Plotting the Tree with Metadata Bars
# Make the original tree plot
p <- ggtree(tree_with_metadata)
# Create bars for each gene
for (gene in colnames(metadata)[-1]) { # Exclude the 'ids' column
tree_with_metadata <- mutate(tree_with_metadata, !!paste0(gene, "_y") := y_coords)
p <- p + geom_segment(data = tree_with_metadata,
aes(x = branch, xend = branch, y = !!sym(paste0(gene, "_y")),
yend = !!sym(paste0(gene, "_y")), color = !!sym(gene)),
size = 3) +
scale_color_manual(name = gene, values = c("yes" = "red", "no" = "white"), guide = "none")
}
# Show the plot
print(p)
- Plot: A base tree plot is created using ggtree.
- Bars: For each gene in the metadata, colored bars (red for ‘yes’, white for ‘no’) are added to the plot, representing the presence or absence of the gene.<br
Script 2: BactDating Phylogenetic Analysis
BactDating Phylogenetic Analysis
This section demonstrates how to run BactDating to estimate the divergence times in a phylogenetic tree, including loading the tree, merging metadata, and visualizing the results.
Required Libraries and Reading Data
# Load libraries
library(ape)
library(BactDating)
# Read the tree file and metadata
t <- read.tree(file="~/pw_fastqs/snp_phylogeny_output/gubbin_out/aligned_pseudogenome.node_labelled.final_tree.tre")
metadata <- read.csv(file="~/Kpn_data/bactdating/dates.csv")
- Libraries: ape is used for handling phylogenetic trees, and BactDating is used for dating trees.
- Tree and Metadata: The phylogenetic tree and metadata with date information are loaded.
Merging Metadata with Tree Labels
# Extract tree tip labels and merge with metadata
tree_labels <- as.data.frame(t$tip.label)
merged <- merge(tree_labels, metadata, by.x='t$tip.label', by.y='name', all.x = TRUE, all.y = FALSE)
# Reorder to match the tree tip order
merged2 <- merged[match(t$tip.label, merged$`t$tip.label`),]

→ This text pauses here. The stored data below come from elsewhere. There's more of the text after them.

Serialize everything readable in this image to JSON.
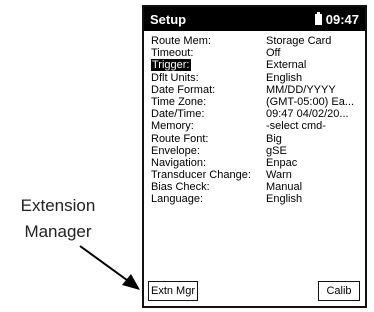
{
  "callout": {
    "line1": "Extension",
    "line2": "Manager"
  },
  "device": {
    "title": "Setup",
    "clock": "09:47",
    "rows": [
      {
        "label": "Route Mem:",
        "value": "Storage Card"
      },
      {
        "label": "Timeout:",
        "value": "Off"
      },
      {
        "label": "Trigger:",
        "value": "External",
        "selected": true
      },
      {
        "label": "Dflt Units:",
        "value": "English"
      },
      {
        "label": "Date Format:",
        "value": "MM/DD/YYYY"
      },
      {
        "label": "Time Zone:",
        "value": "(GMT-05:00) Ea..."
      },
      {
        "label": "Date/Time:",
        "value": "09:47 04/02/20..."
      },
      {
        "label": "Memory:",
        "value": "-select cmd-"
      },
      {
        "label": "Route Font:",
        "value": "Big"
      },
      {
        "label": "Envelope:",
        "value": "gSE"
      },
      {
        "label": "Navigation:",
        "value": "Enpac"
      },
      {
        "label": "Transducer Change:",
        "value": "Warn"
      },
      {
        "label": "Bias Check:",
        "value": "Manual"
      },
      {
        "label": "Language:",
        "value": "English"
      }
    ],
    "buttons": {
      "left": "Extn Mgr",
      "right": "Calib"
    }
  },
  "icons": {
    "battery": "battery-icon",
    "arrow": "arrow-icon"
  }
}
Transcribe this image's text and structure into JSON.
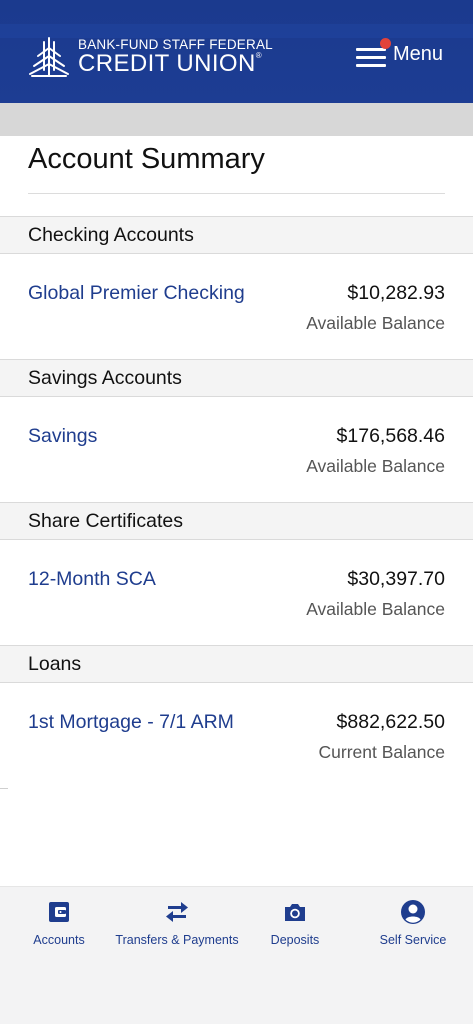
{
  "header": {
    "logo_top": "BANK-FUND STAFF FEDERAL",
    "logo_bottom": "CREDIT UNION",
    "logo_reg": "®",
    "menu_label": "Menu",
    "brand_color": "#1d3d93",
    "notification_color": "#e2423a"
  },
  "page": {
    "title": "Account Summary"
  },
  "sections": [
    {
      "header": "Checking Accounts",
      "account": {
        "name": "Global Premier Checking",
        "amount": "$10,282.93",
        "label": "Available Balance"
      }
    },
    {
      "header": "Savings Accounts",
      "account": {
        "name": "Savings",
        "amount": "$176,568.46",
        "label": "Available Balance"
      }
    },
    {
      "header": "Share Certificates",
      "account": {
        "name": "12-Month SCA",
        "amount": "$30,397.70",
        "label": "Available Balance"
      }
    },
    {
      "header": "Loans",
      "account": {
        "name": "1st Mortgage - 7/1 ARM",
        "amount": "$882,622.50",
        "label": "Current Balance"
      }
    }
  ],
  "tabbar": {
    "items": [
      {
        "label": "Accounts",
        "icon": "wallet-icon"
      },
      {
        "label": "Transfers & Payments",
        "icon": "transfer-arrows-icon"
      },
      {
        "label": "Deposits",
        "icon": "camera-icon"
      },
      {
        "label": "Self Service",
        "icon": "user-circle-icon"
      }
    ]
  }
}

- Merge: The tip labels from the tree are merged with the metadata based on sample names.
- Reordering: The merged data is reordered to match the order of the tree tip labels.
Initializing and Running BactDating
# Initialize the rooted tree
rooted <- initRoot(t, merged2$date)
# Root-to-tip regression for time estimates
r <- roottotip(rooted, merged2$date)
# Run BactDating with a relaxed gamma model
res <- bactdate(unroot(t), merged2$date, nbIts=10000, initSigma=0.000005,
updateSigma=TRUE, updateRoot=TRUE, updateAlpha=TRUE,
updateMu=TRUE, model="relaxedgamma")
- Rooting the Tree: We initialize the rooted tree with the date metadata.
- Root-to-Tip Regression: roottotip() performs a regression to estimate divergence times.
- BactDating: bactdate() is used to estimate dates using the relaxedgamma model, running for 10,000 iterations.
Visualizing the BactDating Results
# Plot the results with confidence intervals
plot(res, 'treeCI', show.tip.label = TRUE)
# Additional BactDating run on previously rooted tree
res0 <- bactdate(rooted, merged2$date)
# Run BactDating again on unrooted tree from root-to-tip regression
res2 <- bactdate(unroot(r), merged2$date, nbIts=10000, initSigma=0.000005,
updateSigma=TRUE, updateRoot=TRUE, updateAlpha=TRUE,
updateMu=TRUE, model="relaxedgamma")
# Plot second set of results
plot(res0, 'treeCI', show.tip.label = TRUE)
- Plot: The BactDating results are visualized with confidence intervals around the divergence time estimates.
- Additional Runs: Additional BactDating analyses are performed and plotted, including both rooted and unrooted tree versions.